DUBLIN, March 8 (Reuters) – Ireland’s central bank sees inflation growing at a slower than previously forecast 5% this year before falling towards 2% by 2025 when core inflation is expected to be higher than the headline rate.
Annual Irish inflation, as measured by the Harmonised Index of Consumer Prices (HICP), has fallen to 8% from a high of 9.6% last July, primarily due to lower energy prices but also slower growth in prices charged by the services sector.
The central bank on Wednesday cut its forecast for 2023 HICP growth from the 6.3% predicted in October and sees price growth slowing to 3.2% in 2024 and 2.2% in 2025, when core inflation of 2.6% would pass out the headline rate.

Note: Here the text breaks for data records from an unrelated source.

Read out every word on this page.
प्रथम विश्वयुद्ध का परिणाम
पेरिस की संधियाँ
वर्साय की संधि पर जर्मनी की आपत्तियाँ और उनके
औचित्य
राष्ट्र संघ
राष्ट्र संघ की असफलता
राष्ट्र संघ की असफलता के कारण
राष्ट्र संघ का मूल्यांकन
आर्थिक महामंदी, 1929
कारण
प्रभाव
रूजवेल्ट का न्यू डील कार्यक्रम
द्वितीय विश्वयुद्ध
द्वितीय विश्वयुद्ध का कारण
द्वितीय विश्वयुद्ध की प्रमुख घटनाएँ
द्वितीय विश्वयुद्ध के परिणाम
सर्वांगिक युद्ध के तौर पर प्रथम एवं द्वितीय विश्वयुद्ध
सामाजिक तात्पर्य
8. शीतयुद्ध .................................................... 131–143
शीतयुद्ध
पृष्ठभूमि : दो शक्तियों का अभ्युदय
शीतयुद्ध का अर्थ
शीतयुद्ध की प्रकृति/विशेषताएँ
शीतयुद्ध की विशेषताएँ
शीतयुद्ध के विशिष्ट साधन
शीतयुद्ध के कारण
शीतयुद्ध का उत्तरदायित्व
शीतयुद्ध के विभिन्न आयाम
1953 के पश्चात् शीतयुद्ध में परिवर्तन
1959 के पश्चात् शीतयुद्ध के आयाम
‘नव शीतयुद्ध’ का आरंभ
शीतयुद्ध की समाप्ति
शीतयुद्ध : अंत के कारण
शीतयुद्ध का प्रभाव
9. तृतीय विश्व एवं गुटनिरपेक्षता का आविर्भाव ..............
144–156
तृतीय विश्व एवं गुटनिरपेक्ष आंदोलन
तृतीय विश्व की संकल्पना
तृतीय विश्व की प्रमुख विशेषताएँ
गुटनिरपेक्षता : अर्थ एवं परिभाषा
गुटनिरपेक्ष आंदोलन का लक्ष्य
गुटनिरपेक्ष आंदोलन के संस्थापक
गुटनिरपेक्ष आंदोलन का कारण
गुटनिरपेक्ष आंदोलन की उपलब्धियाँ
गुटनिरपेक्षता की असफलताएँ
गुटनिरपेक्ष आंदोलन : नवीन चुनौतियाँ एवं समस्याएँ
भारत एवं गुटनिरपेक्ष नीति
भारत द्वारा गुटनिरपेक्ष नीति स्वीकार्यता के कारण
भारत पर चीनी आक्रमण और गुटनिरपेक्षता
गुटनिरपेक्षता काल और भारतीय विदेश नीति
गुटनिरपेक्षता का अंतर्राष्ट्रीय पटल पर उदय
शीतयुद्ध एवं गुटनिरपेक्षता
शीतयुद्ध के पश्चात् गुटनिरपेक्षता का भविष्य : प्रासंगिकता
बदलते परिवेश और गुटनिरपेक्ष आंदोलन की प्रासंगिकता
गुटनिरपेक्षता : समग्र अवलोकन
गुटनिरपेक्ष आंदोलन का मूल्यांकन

It added, however, that a significant amount of uncertainty remained around the precise path for inflation, and the extent to which underlying inflation measures will remain elevated.
The central bank also nudged up its forecast for domestic economic growth for 2023 after activity late last year and early this year was “somewhat stronger” than expected, while the global economic backdrop proved more benign.
Modified domestic demand (MDD), officials’ preferred measure of economic growth, is now forecast to rise by 3.1% this year after it expanded by 8.2% thanks to a post-lockdown investment boom last year.
While higher prices caused real average household disposable income to fall slightly in 2022, the bank now sees real incomes growing by more than 2% in each of the next two years, supporting consumer spending of more than twice that level.
The jobless rate is also set to remain near record lows for the next three years, spurring average wage growth of 6.5% this year that the bank expects to moderate to 3.3% in 2025 with no nascent sign of a wage-price spiral emerging.
After Ireland produced one of the few budget surpluses in Europe last year, the central bank significantly increased the degree to which that would increase. It sees a surplus of 2.7% of gross national income this year, rising to 4.8% or 15.8 billion euros in each of the following two years.